Les citoyens sont imposés par trois fois: d’abord, on leur fait payer des taxes, ensuite on leur impose des transformations traumatisantes (stratagème du choc), – Ndlr: le choix de cette vidéo est de l’auteur, 1000METRES.CH ne s’identifie pas aux opinions présentées – pour finir, on les marginalise s’ils ont l’audace de ne pas consentir.

Dur, dur de choisir la bonne essence

Signalons que pour anticiper la réchauffement climatique, la Ville a planté plusieurs amélanchier (origine: Amérique du Nord; longévité: 40 à 60 ans), c’est mignon tout plein, mais par contre, note le responsable des arbres à la commune, “ils gèlent parfois après la montée de la sève en mars-avril”, donc il arrive que ceux planté en automne doivent être remplacés au printemps.

Paul Valéry écrivait que «la plupart de gens ont de la poésie une idée si vague, que ce vague même devient, pour eux, la définition de la poésie». Cette citation est géniale: on peut remplacer le mot «poésie» par  «réchauffement climatique» et ça fonctionne parfaitement.
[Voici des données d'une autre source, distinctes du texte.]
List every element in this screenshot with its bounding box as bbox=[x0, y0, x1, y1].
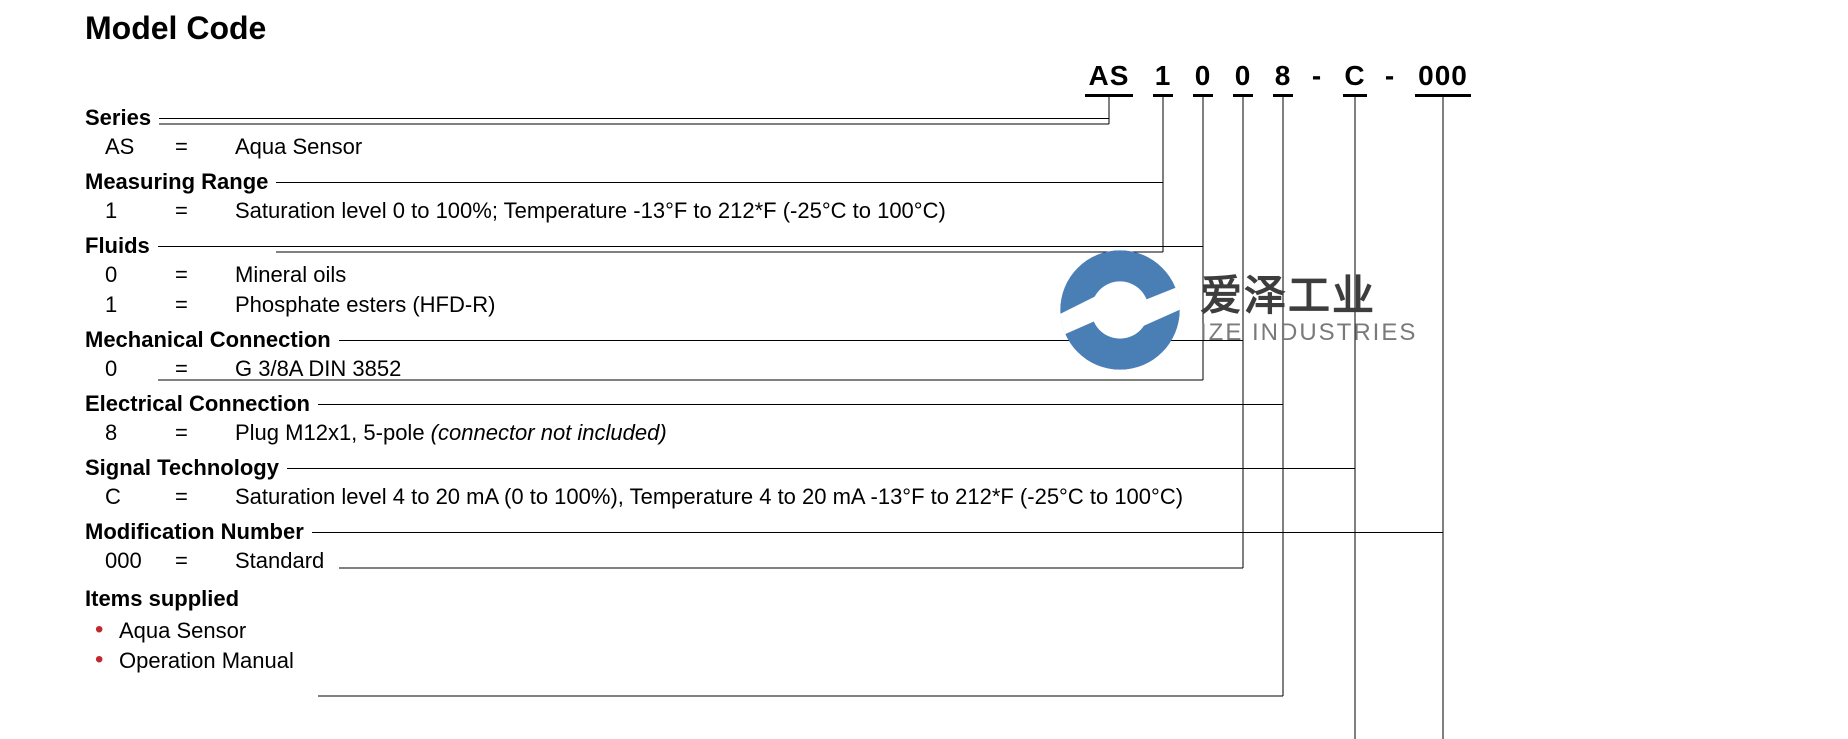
leader-line bbox=[159, 118, 1109, 119]
option-desc: Standard bbox=[235, 546, 1785, 576]
items-supplied-item: Aqua Sensor bbox=[95, 616, 1785, 646]
option-desc: Saturation level 4 to 20 mA (0 to 100%),… bbox=[235, 482, 1785, 512]
option-equals: = bbox=[175, 132, 235, 162]
section-title: Measuring Range bbox=[85, 169, 276, 195]
option-row: 8=Plug M12x1, 5-pole (connector not incl… bbox=[85, 418, 1785, 448]
option-code: 000 bbox=[105, 546, 175, 576]
option-row: 0=Mineral oils bbox=[85, 260, 1785, 290]
leader-line bbox=[158, 246, 1203, 247]
code-segment-c: C bbox=[1343, 60, 1367, 97]
option-row: AS=Aqua Sensor bbox=[85, 132, 1785, 162]
option-row: 000=Standard bbox=[85, 546, 1785, 576]
section-header: Fluids bbox=[85, 232, 1785, 260]
leader-line bbox=[287, 468, 1355, 469]
section-title: Signal Technology bbox=[85, 455, 287, 481]
section-header: Signal Technology bbox=[85, 454, 1785, 482]
code-separator: - bbox=[1310, 60, 1324, 92]
option-code: C bbox=[105, 482, 175, 512]
section-title: Fluids bbox=[85, 233, 158, 259]
items-supplied-title: Items supplied bbox=[85, 586, 1785, 612]
option-note: (connector not included) bbox=[431, 420, 667, 445]
option-row: 1=Phosphate esters (HFD-R) bbox=[85, 290, 1785, 320]
option-row: C=Saturation level 4 to 20 mA (0 to 100%… bbox=[85, 482, 1785, 512]
code-segment-000: 000 bbox=[1415, 60, 1471, 97]
leader-line bbox=[276, 182, 1163, 183]
option-code: 0 bbox=[105, 260, 175, 290]
section-header: Electrical Connection bbox=[85, 390, 1785, 418]
section-header: Measuring Range bbox=[85, 168, 1785, 196]
option-code: 1 bbox=[105, 290, 175, 320]
section-measuring-range: Measuring Range1=Saturation level 0 to 1… bbox=[85, 168, 1785, 226]
leader-line bbox=[312, 532, 1443, 533]
section-fluids: Fluids0=Mineral oils1=Phosphate esters (… bbox=[85, 232, 1785, 320]
section-title: Mechanical Connection bbox=[85, 327, 339, 353]
section-header: Series bbox=[85, 104, 1785, 132]
option-equals: = bbox=[175, 354, 235, 384]
option-code: 8 bbox=[105, 418, 175, 448]
option-equals: = bbox=[175, 260, 235, 290]
leader-line bbox=[339, 340, 1243, 341]
code-segment-as: AS bbox=[1085, 60, 1133, 97]
section-title: Electrical Connection bbox=[85, 391, 318, 417]
option-desc: Aqua Sensor bbox=[235, 132, 1785, 162]
option-row: 1=Saturation level 0 to 100%; Temperatur… bbox=[85, 196, 1785, 226]
leader-line bbox=[318, 404, 1283, 405]
section-header: Mechanical Connection bbox=[85, 326, 1785, 354]
option-equals: = bbox=[175, 196, 235, 226]
code-segment-0: 0 bbox=[1193, 60, 1213, 97]
section-modification-number: Modification Number000=Standard bbox=[85, 518, 1785, 576]
option-code: 1 bbox=[105, 196, 175, 226]
option-code: 0 bbox=[105, 354, 175, 384]
page-title: Model Code bbox=[85, 10, 1785, 47]
code-segment-1: 1 bbox=[1153, 60, 1173, 97]
code-separator: - bbox=[1383, 60, 1397, 92]
items-supplied-list: Aqua SensorOperation Manual bbox=[95, 616, 1785, 676]
option-equals: = bbox=[175, 546, 235, 576]
option-desc: Plug M12x1, 5-pole (connector not includ… bbox=[235, 418, 1785, 448]
option-row: 0=G 3/8A DIN 3852 bbox=[85, 354, 1785, 384]
section-title: Modification Number bbox=[85, 519, 312, 545]
code-segment-8: 8 bbox=[1273, 60, 1293, 97]
section-series: SeriesAS=Aqua Sensor bbox=[85, 104, 1785, 162]
option-code: AS bbox=[105, 132, 175, 162]
option-desc: Mineral oils bbox=[235, 260, 1785, 290]
option-equals: = bbox=[175, 290, 235, 320]
items-supplied-item: Operation Manual bbox=[95, 646, 1785, 676]
sections-container: SeriesAS=Aqua SensorMeasuring Range1=Sat… bbox=[85, 98, 1785, 676]
option-equals: = bbox=[175, 418, 235, 448]
section-mechanical-connection: Mechanical Connection0=G 3/8A DIN 3852 bbox=[85, 326, 1785, 384]
section-header: Modification Number bbox=[85, 518, 1785, 546]
section-signal-technology: Signal TechnologyC=Saturation level 4 to… bbox=[85, 454, 1785, 512]
option-desc: Saturation level 0 to 100%; Temperature … bbox=[235, 196, 1785, 226]
section-title: Series bbox=[85, 105, 159, 131]
option-desc: G 3/8A DIN 3852 bbox=[235, 354, 1785, 384]
option-equals: = bbox=[175, 482, 235, 512]
code-segment-0: 0 bbox=[1233, 60, 1253, 97]
model-code-row: AS1008-C-000 bbox=[85, 60, 1785, 100]
section-electrical-connection: Electrical Connection8=Plug M12x1, 5-pol… bbox=[85, 390, 1785, 448]
option-desc: Phosphate esters (HFD-R) bbox=[235, 290, 1785, 320]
Avec nos actuels dirigeants, la citation de Shakespeare devient: «C’est un malheur du temps que les papillons dirigent les tornades.», belle diversion.

Donnez-nous nos travaux quotidiens

Nos dirigeants n’ont pas besoins d’admettre leurs erreurs étant donné qu’ils n’en commettent jamais. Rendons-nous compte de la chance que nous avons d’être gouvernés par des entités 50% supers héros, 50% Dieu, 100% parfaits.

Atoum: un Dieu autosatisfait

Extralucides, ils savent le temps qu’il fera dans 50 ans. Ils devinent les souhaits de leurs concitoyens et les informent par télépathie. Ils repensent notre ville pour l’avenir.
Bon à savoir

Le règlement d’aménagement communal (RAC) stipule, à l’article 143, que les arbres situés à l’intérieur de la zone urbaine et ayant plus de 50 cm de circonférence de tronc à 1 mètre du sol doivent être répertoriés.
À l’extérieur de la zone urbaine l’article 154 indique une circonférence de 150 cm.
Si un arbre vous tient à cœur, vous avez le droit de vérifier qu’il soit bien répertorié.

Si vous estimez avoir une remarque pertinente à faire concernant une quelconque mauvaise gestion, comme le manque de parcs pour chien par exemple, et que vous voulez qu’elle soit réellement prise en considération, alors envoyez-là en recommandée.

Un bon ouvrage à lire: la Nouvelle Revue neuchâteloise n°127 de l’automne 2015, par François Bonnet.

Autrefois, avant le cacapipitalisme régnant, le nombre d’arbres fruitiers par habitant était abondamment plus important que présentement.

***

Un dernier hommage

Cet article est un peu long, je m’en excuse, car il est dédié à ma mère, Chantal Alber, l’être humaine la plus affectée par la maltraitance de nos amis feuillus et pointus, que j’aie personnellement connue, qui a eu la bonne idée de s’en aller le 26 mai de cette année, au home «Les Arbres», échappant  à toutes ces sordides nouvelles.